十人以上も集めて、僕の出発を祝ってくれるなんて。
この兄も少しは人の心があったんだな。
……などと、思うはずもない。
「なぁ? 親父から金、貰ったんだろ? 幾らあったんだ? 実はよ、最近ちょっと小遣いを使い過ぎちまって、金に困ってんだよなぁ~?」
なるほど、それが目的かと、リオンは得心した。
旅立つ弟を応援するどころか、その旅の資金をも奪おうとするとは、つくづく最低な兄だった。

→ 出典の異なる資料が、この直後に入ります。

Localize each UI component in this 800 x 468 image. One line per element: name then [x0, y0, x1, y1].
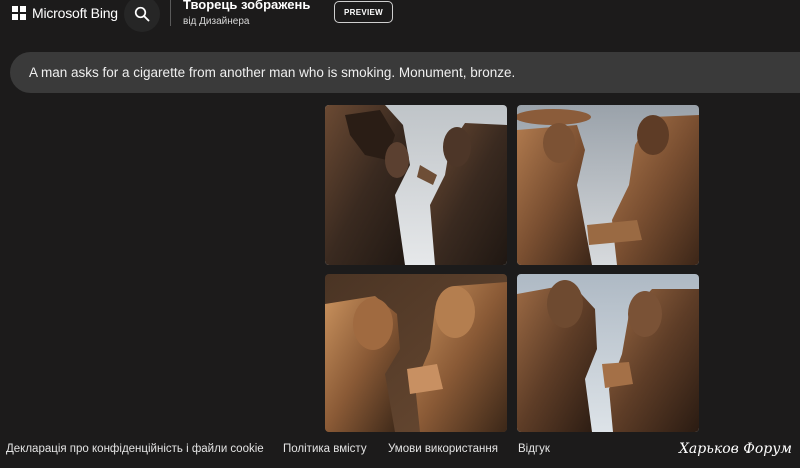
microsoft-logo-icon — [12, 6, 26, 20]
bronze-statue-image-1 — [325, 105, 507, 265]
header-divider — [170, 0, 171, 26]
terms-link[interactable]: Умови використання — [388, 443, 498, 455]
generated-image-1[interactable] — [325, 105, 507, 265]
prompt-text: A man asks for a cigarette from another … — [29, 65, 516, 80]
bronze-statue-image-4 — [517, 274, 699, 432]
generated-image-2[interactable] — [517, 105, 699, 265]
generated-image-3[interactable] — [325, 274, 507, 432]
search-icon — [134, 6, 150, 22]
prompt-input[interactable]: A man asks for a cigarette from another … — [10, 52, 800, 93]
search-button[interactable] — [124, 0, 160, 32]
preview-button[interactable]: PREVIEW — [334, 1, 393, 23]
page-subtitle: від Дизайнера — [183, 16, 250, 27]
privacy-link[interactable]: Декларація про конфіденційність і файли … — [6, 443, 264, 455]
page-title: Творець зображень — [183, 0, 311, 12]
content-policy-link[interactable]: Політика вмісту — [283, 443, 367, 455]
generated-image-4[interactable] — [517, 274, 699, 432]
feedback-link[interactable]: Відгук — [518, 443, 550, 455]
bing-logo[interactable]: Microsoft Bing — [12, 4, 118, 22]
brand-name: Microsoft Bing — [32, 5, 118, 21]
top-header: Microsoft Bing Творець зображень від Диз… — [0, 0, 800, 38]
bronze-statue-image-3 — [325, 274, 507, 432]
footer: Декларація про конфіденційність і файли … — [0, 432, 800, 468]
bronze-statue-image-2 — [517, 105, 699, 265]
forum-watermark: Харьков Форум — [678, 441, 792, 457]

「それは大変ですね。ところで邪魔だからそこを退いてくれませんか?」
「くははっ、まだ状況を理解できてねぇようだなぁ」
兄が顎で指図すると、逃げられないようにするためか、少年らが俺を取り囲んでくる。
「殴られたくなかったらとっとと出せよ、ノロマが」
「断ると言ったら?」
「ちっ。……やれ」
少年の一人が殴り掛かってきた。
もちろん昨日のスネイルとまったく同じ運命を辿ったのだが。
――〝倍化反射〟発動。
「あがっ!?」
ダメージを受け、少年が地面に崩れ落ちる。
「なっ……お前、何をしやがった!? くそっ、数人で一斉にやっちまえ!」
今度は四人が同時に飛びかかってきた。
――〝倍化反射〟発動。
「「「ぶげっ!?」」」
全員仲良く自動カウンターの餌食に。
一応、発動は百パーセントではないのだが、それでも【剣聖】のスキルだけあって、かなりの高確率で発動するのだ。
「な、何だ……? 何が起こったんだ……?」
「何もしてねぇのに、五人もやられたぞ……?」
少年たちが怯え出す。
「なら、距離を取って攻撃しろ!」
兄にそう怒鳴られ、少年たちは「そんなこと言われても」とばかりに顔を見合わせる。
だがそのうちの一人が石を拾い出した。
「これでどうだ!」
その石をリオンに向かって投げてくる。
――〝倍化反射〟発動。
「ぎゃっ!?」
残念ながらこのスキルは距離を無視して発動するのである。
「嘘だろ!?」
「こ、こいつヤベェぞ……っ?」
謎の攻撃で仲間が次々とやられて、少年たちは後ずさった。
「使えねぇ奴らだ! もういい、オレがやる!」
そう言ってスネイルが腰に差していた剣を抜いた。
あの伝説の剣(笑)だ。
大した剣ではないと言っても、力任せに振ることしかできない兄には過ぎた性能だ。
本来はオーガが相手なら十分なのだが。
しかしスネイルは不敵な笑みを浮かべて、
「へへっ、本当にジョブを取ったってんなら、その力を見せてみろよ?」
どうやらこんなところで決闘をするつもりらしい。
仕方ないなと、リオンは嘆息する。
「これでいいか」
リオンは近くに落ちていた木の枝を拾った。